Hospitalists must quickly establish a relationship with patients and their families; manage specialists and ancillary personnel; brief a PCP on a patient’s needs after discharge; update case managers on a course of hospitalization; and demonstrate effective, efficient patient care to hospital administrators. Being able to express such information in a concise manner that is understood by others will reduce errors and save time and effort, Dr. Holman and Sotolongo say.
Quality Improvement (QI)
An awareness and working knowledge of QI methodologies should be part of a hospitalist’s everyday professional life, Dr. Holman says. QI helps reduce unwanted variation in patient care and enhances the process and outcomes of such care.
“Hospitalists are almost always looked to as being a linchpin in the hospital to improving quality,” he says. Therefore, while QI might not be a hospitalist’s special interest, it is still good to know the basics and how to apply them to actual HM practice, Dr. Holman says.
“Even if a hospitalist is not serving as medical director of their hospital medicine group, they are considered to be a leader in their own right,” Dr. Holman says.
A hospitalist takes charge of the admission process and is the person who manages all aspects of a patient’s care throughout the hospital stay to the point of discharge, Sotolongo says. (Click here to listen to Isela Sotolongo discuss hospitalist leadership and communication in detail.)
Also, a hospitalist might be leading and participating in QI activities at the hospital or leading the discussion for a multidisciplinary team, Dr. Holman notes. Having leadership skills helps a hospitalist appreciate the work their medical director must do, or the work that hospital administrators are trying to accomplish, he says.
Teamwork is an essential skill for hospitalists, yet traditional medical training often teaches doctors to be more of a rugged individualist, Dr. Holman says. Hospitalists should make it a point to adopt new behaviors that are teamwork-friendly:
- Value other members of the healthcare team;
- Direct people’s talents to their highest and best use; and
- Delegate tasks to those who are best suited to accomplish those particular needs.

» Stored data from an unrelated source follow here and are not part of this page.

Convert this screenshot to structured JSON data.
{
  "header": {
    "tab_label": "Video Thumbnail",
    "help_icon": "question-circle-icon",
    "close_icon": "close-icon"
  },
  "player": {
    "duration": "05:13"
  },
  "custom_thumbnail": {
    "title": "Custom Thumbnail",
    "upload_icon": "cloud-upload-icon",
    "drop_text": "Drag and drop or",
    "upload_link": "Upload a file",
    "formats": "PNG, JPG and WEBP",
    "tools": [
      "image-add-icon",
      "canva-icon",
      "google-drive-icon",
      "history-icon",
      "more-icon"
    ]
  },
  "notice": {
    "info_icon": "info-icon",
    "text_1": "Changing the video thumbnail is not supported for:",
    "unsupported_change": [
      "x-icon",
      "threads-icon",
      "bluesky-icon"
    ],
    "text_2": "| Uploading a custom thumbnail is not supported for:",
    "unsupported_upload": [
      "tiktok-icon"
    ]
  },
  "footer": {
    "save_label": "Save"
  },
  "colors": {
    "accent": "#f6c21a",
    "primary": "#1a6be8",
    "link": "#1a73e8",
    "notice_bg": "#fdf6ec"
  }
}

“Teamwork tends to place much more emphasis on the patient being the center of care and others on the healthcare team going to support those patient-centered interests,” Dr. Holman say.
The Patient Perspective
How a patient moves through the healthcare system in theory is often different from reality. A hospitalist should physically follow some of their patients as they move from the hospital back to their caregivers at home or to a rehabilitation center, nursing home, or other facility in order to watch the transition, says Jasen Gundersen, MD, MBA, CPE, SFHM, chief medical officer of the hospital medicine division in Fort Lauderdale, Fla., for Knoxville, Tenn.-based TeamHealth. By doing this, a hospitalist can see where problems arise during handoffs and how to resolve them so that hospital readmissions are reduced.
Teaching skills can be applicable in any hospital environment, Dr. Holman adds. Hospitalists who work in nonteaching hospitals often serve as teachers to nursing staff, case management, pharmacists, discharge planners, and other ancillary staff in their daily interaction or over lunchtime educational programs. HM also can provide the bulk of a hospital’s grand rounds or other departmental educational sessions, he says.
“Let's not forget about patients and caregivers,” Dr. Holman adds. “The ability to teach patients and caregivers the necessary information and skills that they need for self-care, for follow-up care, and for compliance to a medical plan is important.”
A hospitalist has to know on which metrics and measurements their success will be based, Dr. Holman says. Will it be patient satisfaction, length of stay, readmission rates, mortality rates, or some other measure?
“We have to be aware of what the hospital’s needs are, what the hospital’s key points are that they look for,” Sotolongo says.
Once the metrics are clear, a hospitalist can set goals to accomplish individually, as a member of an HM group, and partner with the hospital, Dr. Holman says.
Lisa Ryan is a freelance writer based in New Jersey.